Pada Rabu (21/10), sejumlah pemegang polis Bumiputera yang menuntut pencairan klaim bertemu dengan dirut baru Faizal Karim. Janji terbaru, Faizal akan membayarkan klaim para pemegang polis menggunakan dana cadangan perusahaan pada November 2020. Total dana cadangan ini mencapai Rp 100 miliar.

Rugi dan RBC Anjlok
Berdasarkan data keuangan tahun 2019, Bumiputera mencatatkan rugi bersih Rp 48,98 miliar, lebih rendah dibanding periode sebelumnya rugi bersih sebesar Rp 1,99 triliun. Hal tersebut di antaranya dipengaruhi total manfaat klaim dan manfaat dibayar yang cenderung menurun.

Kinerja pendapatan premi pada 2019 tercatat Rp 2,99 triliun, turun 10,65% secara tahunan (year on year/yoy) dari periode sebelumnya sebesar Rp 3,35 triliun. Sampai akhir 2019, total pendapatan terpangkas 9,85% (yoy) menjadi Rp 3,15 triliun. Dari sisi beban, jumlah beban klaim dan manfaat tahun 2019 sebesar Rp 2,38 triliun, turun 48,07% (yoy) dari periode sebelumnya Rp 4,58 triliun.

Pos manfaat dan klaim dibayarkan sebesar Rp 4,59 triliun atau menurun sebesar 32,15% (yoy). Dalam hal ini, perusahaan juga mencatat penurunan cadangan premi Rp 2,21 triliun yang turut berkontribusi memangkas total beban klaim dan manfaat dibayar.

Sementara itu, total aset tergerus 4,59% (yoy) menjadi Rp 9,97 triliun, total liabilitas turun 1,58% (yoy) menjadi Rp 30,42 triliun. Dengan kondisi tersebut perusahaan mengalami negatif ekuitas sebesar Rp 20,44 triliun, sedikit lebih rendah dibandingkan periode sama tahun sebelumnya Rp 20,45 triliun.

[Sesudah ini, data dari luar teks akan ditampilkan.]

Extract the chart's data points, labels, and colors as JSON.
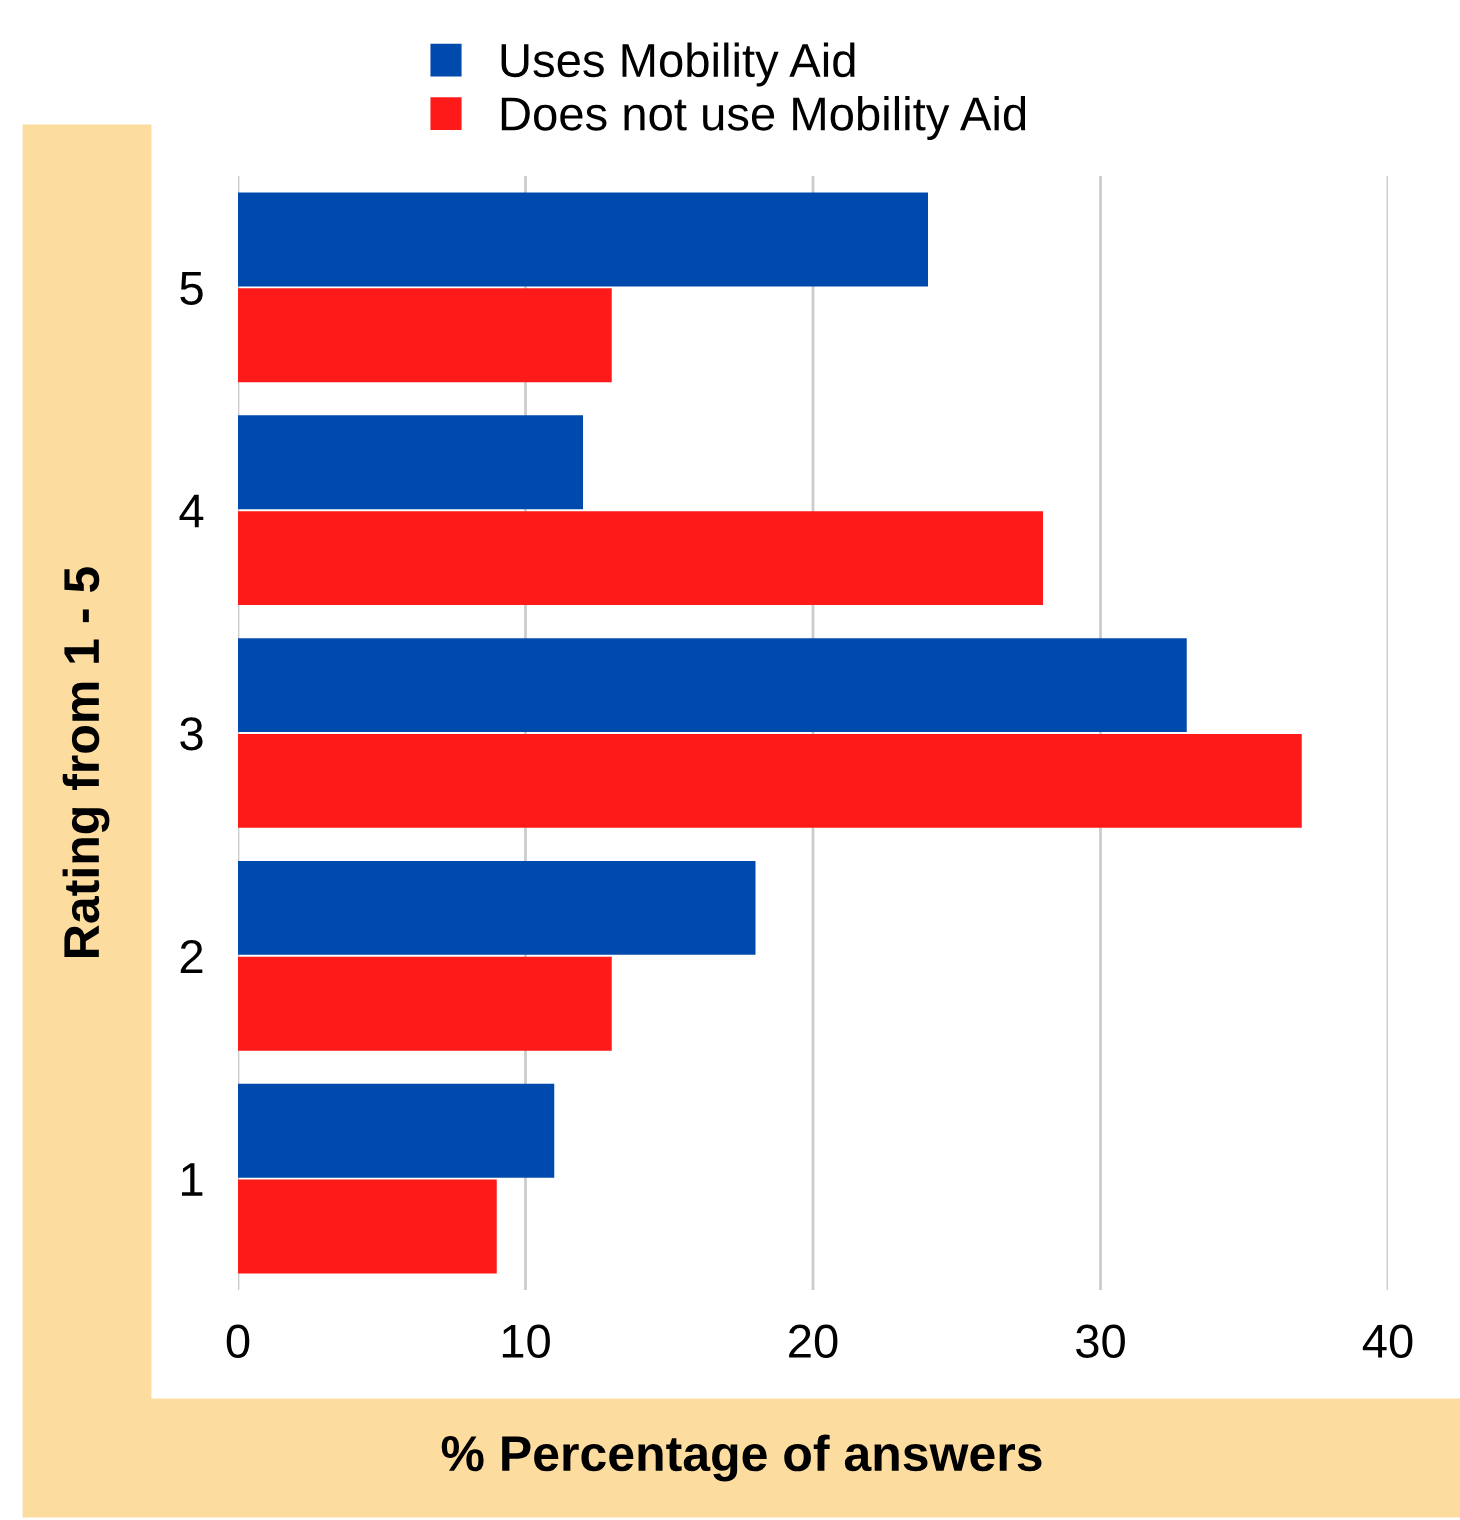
{
  "chart_data": {
    "type": "bar",
    "orientation": "horizontal",
    "categories": [
      "5",
      "4",
      "3",
      "2",
      "1"
    ],
    "series": [
      {
        "name": "Uses Mobility Aid",
        "color": "#004aad",
        "values": [
          24,
          12,
          33,
          18,
          11
        ]
      },
      {
        "name": "Does not use Mobility Aid",
        "color": "#ff1a1a",
        "values": [
          13,
          28,
          37,
          13,
          9
        ]
      }
    ],
    "xlabel": "% Percentage of answers",
    "ylabel": "Rating from 1 - 5",
    "xlim": [
      0,
      40
    ],
    "xticks": [
      0,
      10,
      20,
      30,
      40
    ],
    "grid": "x",
    "legend": "top"
  }
}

Adapun risk based capital (RBC) Bumiputera tahun 2019 anjlok menjadi negatif 1.182,39%, atau terperosok lebih dalam jika dibandingkan tahun 2018 sebesar negatif 640,14%. Rasio lain, di antaranya rasio likuiditas turun dari 51,60% pada 2018 menjadi 25,69%. Rasio kecukupan investasi pun turun dari 22,94% pada 2018 menjadi 13,58%.

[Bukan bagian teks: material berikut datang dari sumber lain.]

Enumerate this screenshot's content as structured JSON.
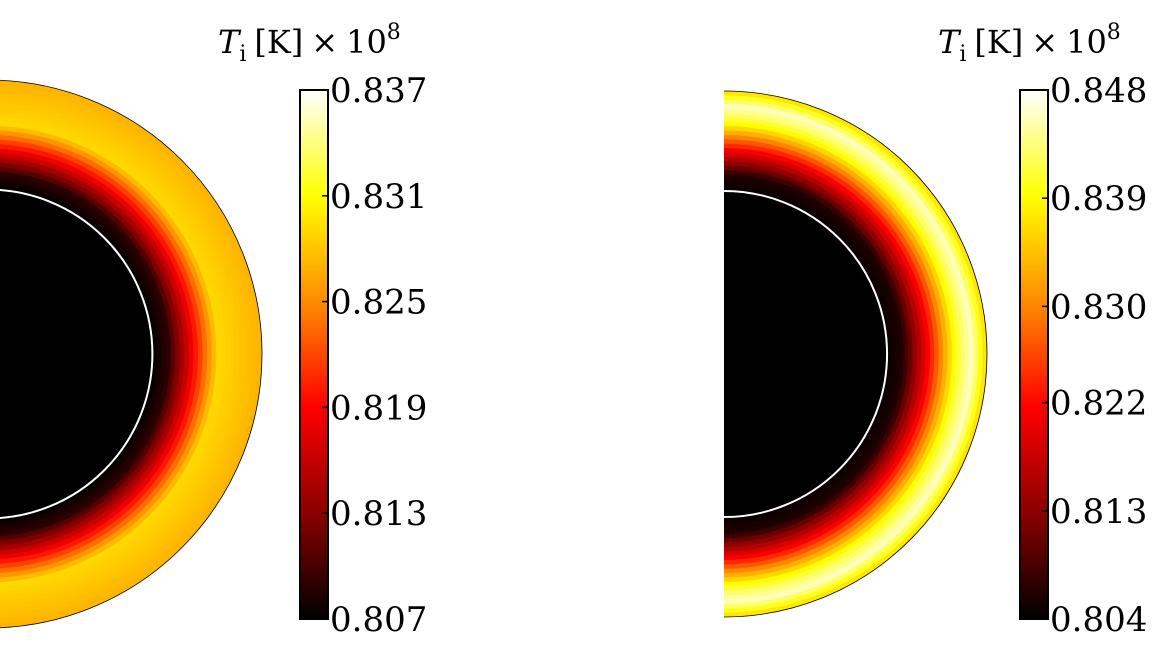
{
  "chart_data": [
    {
      "type": "heatmap",
      "panel": "left",
      "colormap": "hot",
      "colorbar": {
        "title": {
          "symbol": "T",
          "subscript": "i",
          "unit": "[K]",
          "times": "×",
          "base": "10",
          "exponent": "8"
        },
        "ticks": [
          "0.837",
          "0.831",
          "0.825",
          "0.819",
          "0.813",
          "0.807"
        ],
        "range": [
          0.807,
          0.837
        ]
      },
      "field": {
        "description_values": [
          {
            "r": 0.0,
            "value": 0.807
          },
          {
            "r": 0.6,
            "value": 0.807
          },
          {
            "r": 0.66,
            "value": 0.809
          },
          {
            "r": 0.75,
            "value": 0.819
          },
          {
            "r": 0.84,
            "value": 0.829
          },
          {
            "r": 1.0,
            "value": 0.827
          }
        ]
      },
      "annotations": {
        "inner_boundary_circle": true
      }
    },
    {
      "type": "heatmap",
      "panel": "right",
      "colormap": "hot",
      "colorbar": {
        "title": {
          "symbol": "T",
          "subscript": "i",
          "unit": "[K]",
          "times": "×",
          "base": "10",
          "exponent": "8"
        },
        "ticks": [
          "0.848",
          "0.839",
          "0.830",
          "0.822",
          "0.813",
          "0.804"
        ],
        "range": [
          0.804,
          0.848
        ]
      },
      "field": {
        "description_values": [
          {
            "r": 0.0,
            "value": 0.804
          },
          {
            "r": 0.6,
            "value": 0.804
          },
          {
            "r": 0.68,
            "value": 0.806
          },
          {
            "r": 0.78,
            "value": 0.822
          },
          {
            "r": 0.88,
            "value": 0.84
          },
          {
            "r": 0.94,
            "value": 0.846
          },
          {
            "r": 1.0,
            "value": 0.836
          }
        ]
      },
      "annotations": {
        "inner_boundary_circle": true
      }
    }
  ],
  "colors": {
    "hot_stops": [
      "#000000",
      "#8b0000",
      "#ff0000",
      "#ff8c00",
      "#ffff00",
      "#ffffff"
    ],
    "circle_line": "#ffffff",
    "frame": "#000000"
  }
}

Angka atau nilai yang disajikan pada laporan posisi keuangan (neraca) dan laporan laba rugi berdasarkan SAK (audit report), yang telah diaudit oleh Kantor Akuntan Publik Kanaka Puradiredja Suhartono itu menyandang opini tidak wajar.

Pola Komprehensif
Sebelumnya, Kepala Departemen Pengawasan IKNB II A Otoritas Jasa Keuangan (OJK) Ahmad Nasrullah menyatakan penyelesaian persoalan Bumiputera mesti dirancang dan dijalankan dengan komprehensif. Artinya tidak hanya memperhatikan nasabah dengan polis yang sudah jatuh tempo, juga jutaan nasabah lainnya.

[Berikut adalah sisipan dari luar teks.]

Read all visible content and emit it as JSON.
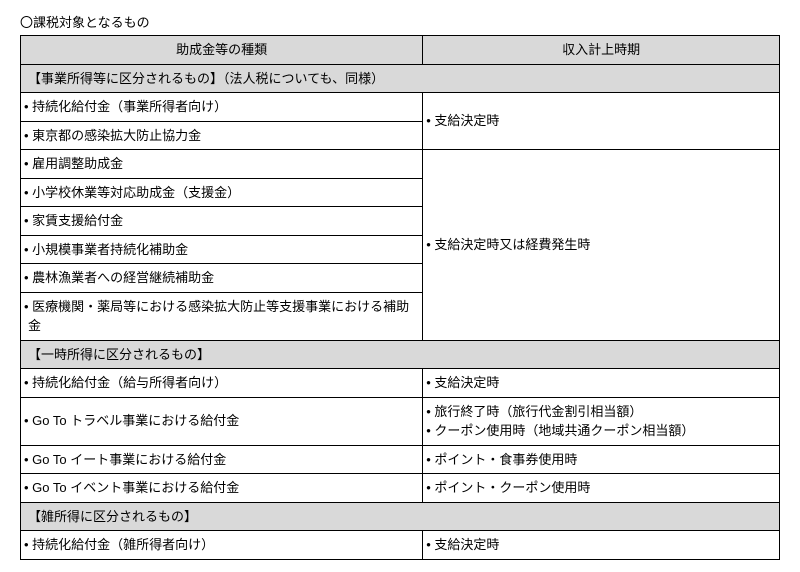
{
  "title": "〇課税対象となるもの",
  "table": {
    "header_left": "助成金等の種類",
    "header_right": "収入計上時期",
    "section1": {
      "label": "【事業所得等に区分されるもの】（法人税についても、同様）",
      "group1": {
        "rows": [
          "• 持続化給付金（事業所得者向け）",
          "• 東京都の感染拡大防止協力金"
        ],
        "timing": "• 支給決定時"
      },
      "group2": {
        "rows": [
          "• 雇用調整助成金",
          "• 小学校休業等対応助成金（支援金）",
          "• 家賃支援給付金",
          "• 小規模事業者持続化補助金",
          "• 農林漁業者への経営継続補助金",
          "• 医療機関・薬局等における感染拡大防止等支援事業における補助金"
        ],
        "timing": "• 支給決定時又は経費発生時"
      }
    },
    "section2": {
      "label": "【一時所得に区分されるもの】",
      "rows": [
        {
          "left": "• 持続化給付金（給与所得者向け）",
          "right": "• 支給決定時"
        },
        {
          "left": "• Go To トラベル事業における給付金",
          "right_line1": "• 旅行終了時（旅行代金割引相当額）",
          "right_line2": "• クーポン使用時（地域共通クーポン相当額）"
        },
        {
          "left": "• Go To イート事業における給付金",
          "right": "• ポイント・食事券使用時"
        },
        {
          "left": "• Go To イベント事業における給付金",
          "right": "• ポイント・クーポン使用時"
        }
      ]
    },
    "section3": {
      "label": "【雑所得に区分されるもの】",
      "rows": [
        {
          "left": "• 持続化給付金（雑所得者向け）",
          "right": "• 支給決定時"
        }
      ]
    }
  }
}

“Kalau pola penyelesaian yang ditempuh, katakanlah, mereka jual aset yang ada sekarang Rp 6,5 triliun dan laku sebesar Rp 7 triliun. Jatuh temponya sekarang saja akhir tahun sebesar Rp 9 triliun. Itu kan tidak cukup, lalu nasabah yang lain bagaimana? Kami mau penyelesaian yang komprehensif,” katanya.

Nasrullah menuturkan pola penyelesaian yang tidak komprehensif sampai sekarang tidak disampaikan pihak Bumiputera. Hal tersebut tercermin dari rencana penyehatan keuangan (RPK) yang telah disampaikan perseroan selama ini sebanyak enam kali, tetapi tidak satu pun yang berorientasi pada penyelesaian secara komprehensif.

Dia mengungkapkan manajemen perseroan selalu menawarkan penyelesaian jangka pendek dengan menjual aset. Hal tersebut dinilai tidak menyelesaikan masalah, tetapi justru menambah masalah baru. Sebab, kewajiban saat ini mungkin bisa terpenuhi, tetapi kewajiban yang lebih besar di masa mendatang tidak bisa dipertanggungjawabkan.